Jardiance is the only drug in its class to have such data. Enrique Conterno, SVP and president of Lilly Diabetes, said during a fourth-quarter earnings call on Thursday that the drugmaker’s market research has found that about half of physicians think the new data is for all drugs in the class, not only Jardiance.
“I think the jury is clearly out for the other products, but we do have the evidence for Jardiance,” he said.
Increased sales for diabetes drugs such as Humalog and Trulicity were key contributors to Lilly’s 2% revenue increase to $20 billion in 2015, compared to $19.6 billion it reported in 2014.
Humalog sales increased 2% to $2.8 billion in 2015. According to the drugmaker, the increase in sales was mainly driven by higher prices and increased volume in the US, which saw a 9% sales increase to $1.8 billion.

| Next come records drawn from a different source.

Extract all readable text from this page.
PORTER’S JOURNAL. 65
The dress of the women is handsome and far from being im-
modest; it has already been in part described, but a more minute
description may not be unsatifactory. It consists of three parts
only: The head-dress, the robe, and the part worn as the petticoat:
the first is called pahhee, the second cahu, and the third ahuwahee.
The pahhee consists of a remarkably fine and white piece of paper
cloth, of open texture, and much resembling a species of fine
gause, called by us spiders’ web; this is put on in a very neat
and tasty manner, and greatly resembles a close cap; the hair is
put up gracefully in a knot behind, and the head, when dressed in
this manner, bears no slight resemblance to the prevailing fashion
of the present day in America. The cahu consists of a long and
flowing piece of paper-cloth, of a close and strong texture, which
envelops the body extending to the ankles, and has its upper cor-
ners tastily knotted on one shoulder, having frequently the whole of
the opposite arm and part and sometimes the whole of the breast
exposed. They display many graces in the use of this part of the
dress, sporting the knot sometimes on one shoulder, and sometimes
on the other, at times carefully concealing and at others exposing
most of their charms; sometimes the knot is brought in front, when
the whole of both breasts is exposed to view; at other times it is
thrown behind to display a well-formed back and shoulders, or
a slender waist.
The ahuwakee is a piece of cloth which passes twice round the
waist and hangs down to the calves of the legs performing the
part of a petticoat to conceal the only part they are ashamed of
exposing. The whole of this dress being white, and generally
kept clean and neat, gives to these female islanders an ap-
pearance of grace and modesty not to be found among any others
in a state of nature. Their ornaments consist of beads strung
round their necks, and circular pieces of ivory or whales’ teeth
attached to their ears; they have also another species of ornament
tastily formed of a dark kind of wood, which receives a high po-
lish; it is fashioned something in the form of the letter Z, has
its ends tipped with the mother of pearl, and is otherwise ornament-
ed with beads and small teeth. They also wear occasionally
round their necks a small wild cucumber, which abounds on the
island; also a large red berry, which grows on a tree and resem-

Outside the US, Humalog sales declined by 8% to $1.1 billion mainly due to unfavorable foreign exchange rates.
Lilly’s new injectable type 2 diabetes drug Trulicity has already reported $249.7 million in sales for 2015 since it launched September last year.
The company also expects revenue growth in 2016 from Jardiance and Basaglar, which are both part of the Boehringer Ingelheim and Lilly Diabetes Alliance. The FDA and European regulators have both accepted data about the cardiovascular benefits of Jardiance.
Basal insulin Basaglar received FDA approval as well. The drug will be available in the US starting on December 15 of 2016.
Two diabetes drugs that underperformed in 2015 were Humulin and Cymbalta. Humulin sales decreased 7% overall to $1.32 billion due to significant sales decline—21%—outside the US from unfavorable foreign exchange rates and the loss of a government contract in Brazil. In the US, Humulin saw a 7% sales increase driven by higher prices and wholesaler buying patterns. Cymbalta reported a 36% sales decrease to $1 billion due to the loss of exclusivity in Europe in 2014 and unfavorable exchange rates.